Неприятный холодок пробежал по спинам сидящих в гостиной людей. Многие уже хотели отказаться от подобной затеи, но все же любопытство взяло верх над страхами и выжидательные взоры присутствующих обратились на высокого статного князя.

— Вам всем известна моя страсть к старинным книгам. И, конечно, вне всякого сомнения, вам ведома моя давнишняя мечта: найти библиотеку Ивана Грозного, которая, по преданию, все еще находится в Москве. Для достижения своей цели я трачу немалые средства, но пока поиски не увенчались успехом…

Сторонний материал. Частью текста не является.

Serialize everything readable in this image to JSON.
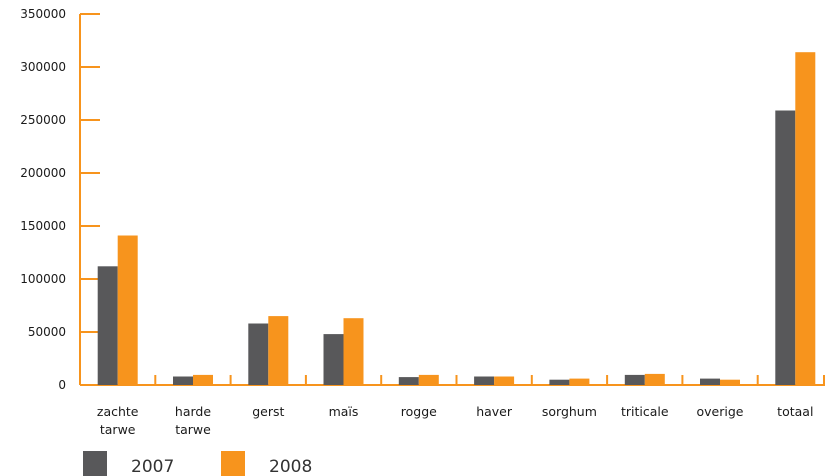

— Никифор Андреевич, — прервал рассказ князя граф Акусин. — Хорошо, что вы напомнили… Совсем недавно по роду деятельности я натолкнулся на очень любопытный документ. Без сомнения, для вас он представляет большой интерес. Документ старинный и, по моему мнению, имеет отношение к вашим поискам.

Глаза князя загорелись лихорадочным огнем. Им овладело сильное волнение. Он уже мало походил на того флегматичного человека, редко участвовавшего во всеобщем разговоре (а если  и принимавшего в нем участие, то лишь затем, чтобы выразить недоверие к подлинности описываемых событий), какого знали  в салоне Натальи Андреевны. Его уважали за старые заслуги перед Отечеством, но за спиной порой высмеивали за чрезмерную важность.

— Граф, вы заставляете сердце старого вояки биться, как перед решающим сражением. Как? Где?

— Чуточку позже, милостивый государь, ибо мы с нетерпением ждем вашей страшной истории, — запротестовали гости, которые с не меньшим азартом ожидали повествования князя.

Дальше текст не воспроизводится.